Auch nach 13 Rennen scheinen Siege für British American Racing in diesem Jahr utopisch zu sein. Vom WM-Titel ganz zu schweigen...

Sauber

"Unser Ziel ist, den Schwung aus der Saison 2004 beizubehalten und den Abstand auf die Spitze weiter zu reduzieren. Prognosen sind jedoch diesmal aufgrund der einschneidenden Reglementänderungen besonders schwierig." (Peter Sauber)

Peter Sauber wie er leibt und lebt: Eine besonnene, realistische und zurückhaltende Einschätzung einer Saison, die sich besonders zu Beginn als äußerst schwierig für die Hinwiler entpuppen sollte. Dennoch konnte man den verlorenen Schwung zur Saisonmitte wieder zurückgewinnen und nach anfänglichen Schwierigkeiten auch Jacques Villeneuve zu WM-Zählern verhelfen. Angesichts der vorsichtigen Prognose kann man zumindest nicht davon sprechen, dass die Schweizer ihre Ziele verfehlt hätten.

Jordan

Die Gelben müssen sich gegen Minardi zur Wehr setzen., Foto: Sutton
Die Gelben müssen sich gegen Minardi zur Wehr setzen., Foto: Sutton

"Wir möchten im Laufe der Saison konstante Verbesserungen erzielen und mehr über das Zusammenspiel des neuen Motors und des Chassis lernen. Wir möchten hin und wieder in die Punkte fahren und Red Bull schlagen." (Colin Kolles)

Wie viel Jordan bislang in dieser Saison lernen konnte, sei einmal dahin gestellt. Die anderen Ziele blieben unterdessen unerfüllt. Red Bull fährt in einer anderen Liga als die nicht weiter entwickelten gelben Boliden, konstante Verbesserungen am Auto können noch nicht einmal mit der Lupe gefunden werden und regelmäßige Punkteankünfte liegen in endlos weiter Ferne. Das überraschend gut gefüllte Punktekonto verdankt man unterdessen dem Indy-Fiasko und Tiago Monteiros drittem Rang.

Minardi

"Der PS05 sieht radikal neu aus, anders als jeder Minardi davor. Wir freuen uns darauf gegen die Jordan zu kämpfen." (Paul Stoddart)

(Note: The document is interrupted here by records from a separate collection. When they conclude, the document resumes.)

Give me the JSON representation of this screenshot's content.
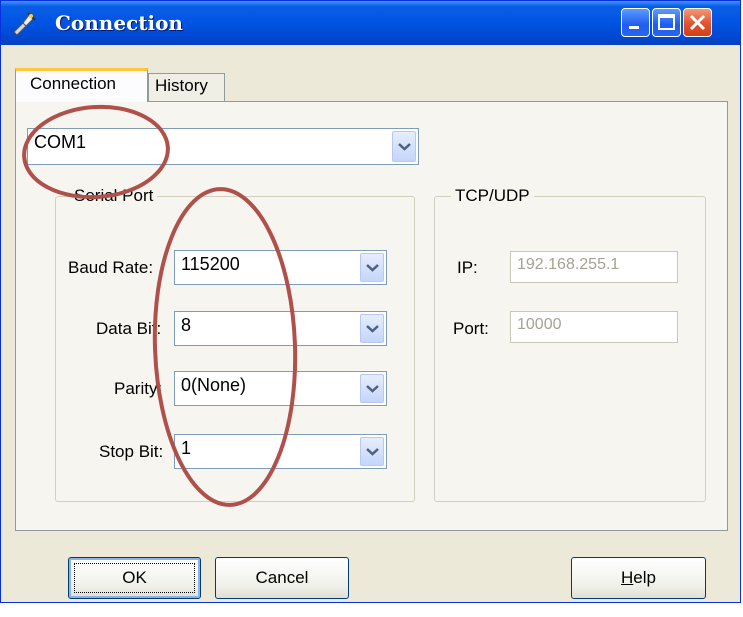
{
  "window": {
    "title": "Connection",
    "icon": "connection-app-icon",
    "controls": [
      "minimize-icon",
      "maximize-icon",
      "close-icon"
    ]
  },
  "tabs": [
    {
      "label": "Connection",
      "active": true
    },
    {
      "label": "History",
      "active": false
    }
  ],
  "port_select": {
    "value": "COM1"
  },
  "serial_port": {
    "title": "Serial Port",
    "baud_rate": {
      "label": "Baud Rate:",
      "value": "115200"
    },
    "data_bit": {
      "label": "Data Bit:",
      "value": "8"
    },
    "parity": {
      "label": "Parity:",
      "value": "0(None)"
    },
    "stop_bit": {
      "label": "Stop Bit:",
      "value": "1"
    }
  },
  "tcp_udp": {
    "title": "TCP/UDP",
    "ip": {
      "label": "IP:",
      "value": "192.168.255.1"
    },
    "port": {
      "label": "Port:",
      "value": "10000"
    }
  },
  "buttons": {
    "ok": "OK",
    "cancel": "Cancel",
    "help_mnemonic": "H",
    "help_rest": "elp"
  },
  "annotation_color": "#b0504a"
}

Unglaublich radikal sieht der neue Minardi zwar nicht aus, aber zumindest die zweite Ankündigung konnte die kleine Truppe aus Faenza erfüllen: Seit dem Debüt des neuen Boliden rücken sie Rennwochenende für Rennwochenende näher an Jordan heran. Und auch wenn man ausgerechnet im entscheidenden 'Rennen' in Indianapolis den Kürzeren gegen die Gelben gezogen hat, dürfen sich die Italiener bislang als Gewinner des Hinterbänklerduells fühlen. Die Zielsetzung wurde demnach mehr als nur erfüllt.